The layer boundary extraction is an iterative process. In each iteration, the layer boundary with the highest presented reflectivity is extracted and the cost function for the next extraction step is prepared.
First, the upper and the lower contour of the retina are the target for segmentation. However, the most visible and therefore easiest to find boundaries are those between Vitreous and NFL, and IS to ISe
(Fig 1A). Thus, the first iteration step is to extract these boundaries. The algorithm verifies, whether the two layers cross over. If the boundaries intersect, a separator line between the two layers is calculated. Below the separator line, the IS to OS/ISe boundary is extracted. Above the separator line, the Vitreous/NFL boundary is extracted. If the boundaries do not cross, the first segmentation step is successful.
Next, the algorithm generates a sub image from IS/ISe boundary to the bottom of the image to reduce the calculation time for the cost function and the Dijkstra-Algorithm. In this sub image, the
RPE/Choroid boundary is defined. As result of the first two steps, the upper boundary of the retina, the
Vitreous/NFL border and the lower boundary of the retina, the RPE/Choroid border, are obtained (Fig.
1B).
After segmentation of the entire scan, the segmentation of the highly reflective layer boundaries
NFL/GCL, IS/ISe, ISe/OS and OS/RPE (Fig. 1C-E) follows. The algorithm starts with the extraction of the IS/ISe and OS/RPE (Fig. 1C). On basis of the already defined contours Vitreous/NFL and
RPE/Choroid, a new sub-image is calculated. The costs along the boundaries that have been already identified are covered with very high cost values to prevent a possible re-identification by the algorithm. During the extraction of the ISe, it is possible that the shortest path algorithm differs from the IS/ISe and jumps to the OS/RPE. This takes place when the OS/RPE boundary has higher

contrast in some areas than the IS/ISe boundary in the OCT-image. In this situation the crossing technique is applied to ensure the robust segmentation of the IS/ISe and OS/RPE boundaries (Fig
1D). On the basis of the segmentation IS/ISe and OS/RPE, a new sub-image is calculated. In this sub image, the ISe/OS boundary is extracted (Fig 1E). The next highly reflective boundary is the boundary between NFL layer and GCL layer, which is unique. Nasal to the macula this boundary is highly reflective while temporal to the macula this boundary is only weakly reflective. For robust extraction of this boundary we restrict the detection area temporally and centrally (fovea) to 20 µm.

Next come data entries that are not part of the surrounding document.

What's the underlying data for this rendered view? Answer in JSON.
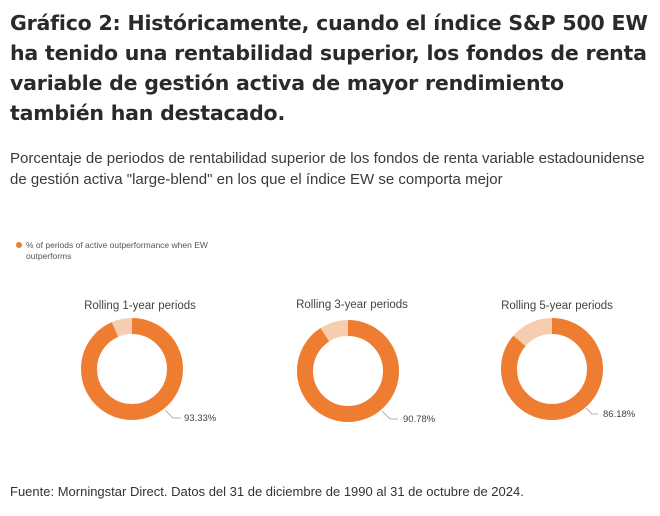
{
  "title": "Gráfico 2: Históricamente, cuando el índice S&P 500 EW ha tenido una rentabilidad superior, los fondos de renta variable de gestión activa de mayor rendimiento también han destacado.",
  "subtitle": "Porcentaje de periodos de rentabilidad superior de los fondos de renta variable estadounidense de gestión activa \"large-blend\" en los que el índice EW se comporta mejor",
  "legend": {
    "label": "% of periods of active outperformance when EW outperforms",
    "color": "#ee7d31"
  },
  "colors": {
    "primary": "#ee7d31",
    "secondary": "#f7cdb0"
  },
  "chart_data": [
    {
      "type": "pie",
      "donut": true,
      "title": "Rolling 1-year periods",
      "value": 93.33,
      "label": "93.33%"
    },
    {
      "type": "pie",
      "donut": true,
      "title": "Rolling 3-year periods",
      "value": 90.78,
      "label": "90.78%"
    },
    {
      "type": "pie",
      "donut": true,
      "title": "Rolling 5-year periods",
      "value": 86.18,
      "label": "86.18%"
    }
  ],
  "source": "Fuente: Morningstar Direct. Datos del 31 de diciembre de 1990 al 31 de octubre de 2024."
}
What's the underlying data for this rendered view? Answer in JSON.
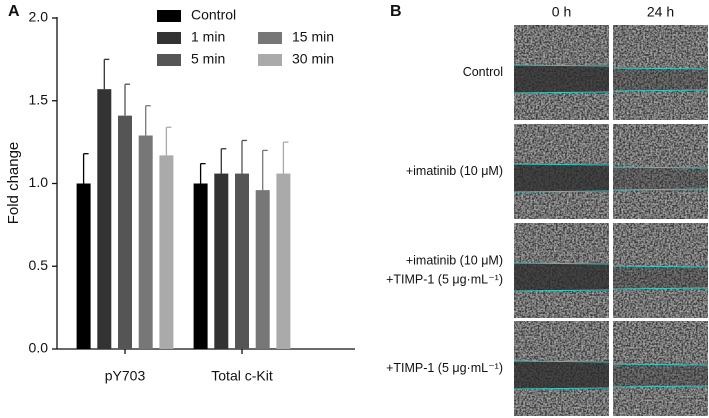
{
  "chart_data": {
    "type": "bar",
    "panel_label": "A",
    "y_label": "Fold change",
    "categories": [
      "pY703",
      "Total c-Kit"
    ],
    "series": [
      {
        "name": "Control",
        "color": "#000000",
        "values": [
          1.0,
          1.0
        ],
        "errors": [
          0.18,
          0.12
        ]
      },
      {
        "name": "1 min",
        "color": "#333333",
        "values": [
          1.57,
          1.06
        ],
        "errors": [
          0.18,
          0.15
        ]
      },
      {
        "name": "5 min",
        "color": "#555555",
        "values": [
          1.41,
          1.06
        ],
        "errors": [
          0.19,
          0.2
        ]
      },
      {
        "name": "15 min",
        "color": "#777777",
        "values": [
          1.29,
          0.96
        ],
        "errors": [
          0.18,
          0.24
        ]
      },
      {
        "name": "30 min",
        "color": "#aaaaaa",
        "values": [
          1.17,
          1.06
        ],
        "errors": [
          0.17,
          0.19
        ]
      }
    ],
    "ylim": [
      0,
      2
    ],
    "yticks": [
      {
        "value": 0,
        "label": "0.0"
      },
      0.5,
      {
        "value": 1,
        "label": "1.0"
      },
      1.5,
      {
        "value": 2,
        "label": "2.0"
      }
    ],
    "legend": "top"
  },
  "panel_b": {
    "label": "B",
    "columns": [
      "0 h",
      "24 h"
    ],
    "rows": [
      [
        "Control"
      ],
      [
        "+imatinib (10 μM)"
      ],
      [
        "+imatinib (10 μM)",
        "+TIMP-1 (5 μg·mL⁻¹)"
      ],
      [
        "+TIMP-1 (5 μg·mL⁻¹)"
      ]
    ]
  }
}
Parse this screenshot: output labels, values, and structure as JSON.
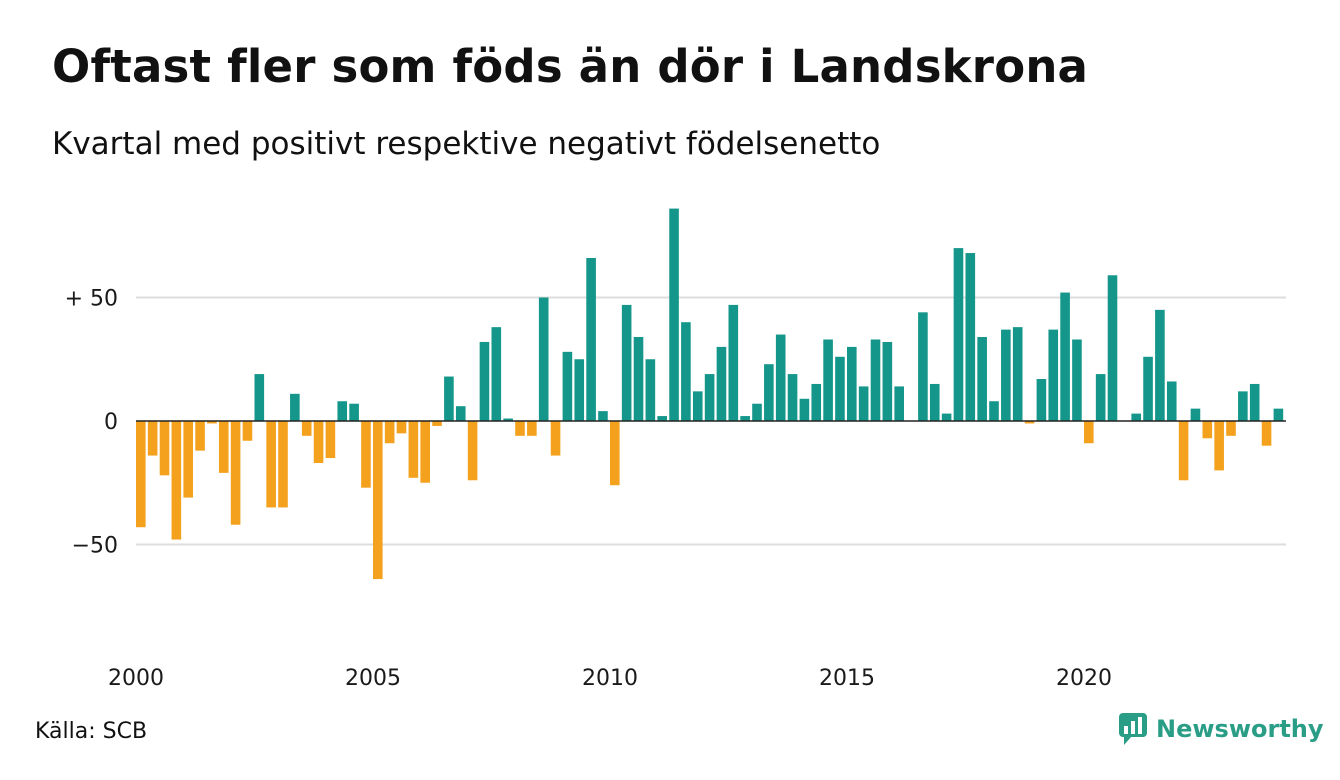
{
  "title": "Oftast fler som föds än dör i Landskrona",
  "subtitle": "Kvartal med positivt respektive negativt födelsenetto",
  "source": "Källa: SCB",
  "brand": {
    "name": "Newsworthy",
    "icon": "newsworthy-logo-icon",
    "color": "#2a9d86"
  },
  "colors": {
    "positive": "#14968a",
    "negative": "#f4a21d",
    "grid": "#dddddd",
    "zero": "#222222"
  },
  "chart_data": {
    "type": "bar",
    "title": "Oftast fler som föds än dör i Landskrona",
    "subtitle": "Kvartal med positivt respektive negativt födelsenetto",
    "xlabel": "",
    "ylabel": "",
    "x_start": 2000,
    "periods_per_year": 4,
    "x_ticks": [
      {
        "value": 2000,
        "label": "2000"
      },
      {
        "value": 2005,
        "label": "2005"
      },
      {
        "value": 2010,
        "label": "2010"
      },
      {
        "value": 2015,
        "label": "2015"
      },
      {
        "value": 2020,
        "label": "2020"
      }
    ],
    "y_ticks": [
      {
        "value": 50,
        "label": "+ 50"
      },
      {
        "value": 0,
        "label": "0"
      },
      {
        "value": -50,
        "label": "−50"
      }
    ],
    "ylim": [
      -80,
      90
    ],
    "grid": true,
    "values": [
      -43,
      -14,
      -22,
      -48,
      -31,
      -12,
      -1,
      -21,
      -42,
      -8,
      19,
      -35,
      -35,
      11,
      -6,
      -17,
      -15,
      8,
      7,
      -27,
      -64,
      -9,
      -5,
      -23,
      -25,
      -2,
      18,
      6,
      -24,
      32,
      38,
      1,
      -6,
      -6,
      50,
      -14,
      28,
      25,
      66,
      4,
      -26,
      47,
      34,
      25,
      2,
      86,
      40,
      12,
      19,
      30,
      47,
      2,
      7,
      23,
      35,
      19,
      9,
      15,
      33,
      26,
      30,
      14,
      33,
      32,
      14,
      0,
      44,
      15,
      3,
      70,
      68,
      34,
      8,
      37,
      38,
      -1,
      17,
      37,
      52,
      33,
      -9,
      19,
      59,
      0,
      3,
      26,
      45,
      16,
      -24,
      5,
      -7,
      -20,
      -6,
      12,
      15,
      -10,
      5
    ]
  }
}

Nasally no such restriction was set. This restriction is necessary to avoid that the algorithm jumps to the IPL/INL boundary. Finally, the NFL/GCL boundary is extracted (Fig 1F).
Next, the low reflective boundaries GCL/IPL, IPL/INL, INL/OPL, OPL/INL, ONL/ELM and ELM/IS are segmented. The algorithm starts with the segmentation of the two boundaries IPL/INL and
OPL/ONL. The range for the calculation of the specific seed point graph is based on the boundaries
NFL/GCL and IS/ISe. On the fovea OCT B-scan the inner retinal layer boundaries run together in the fovea region. Here, we allow the boundaries to run together by manipulating the cost function before extracting the information (Fig 1G).
In subsequent steps, the boundary GCL/IPL within the two boundaries NFL/GCL and IPL/INL (Fig. 1H) and the boundary INL/OPL within the two boundaries IPL/INL and OPL/ONL (Fig. 1I) are extracted. In the last two steps, the algorithm extracts the ONL/ELM boundary within the two boundaries OPL/INL and IS/ISe, and the ELM/IS boundary within the boundaries ONL/ELM and IS/ISe.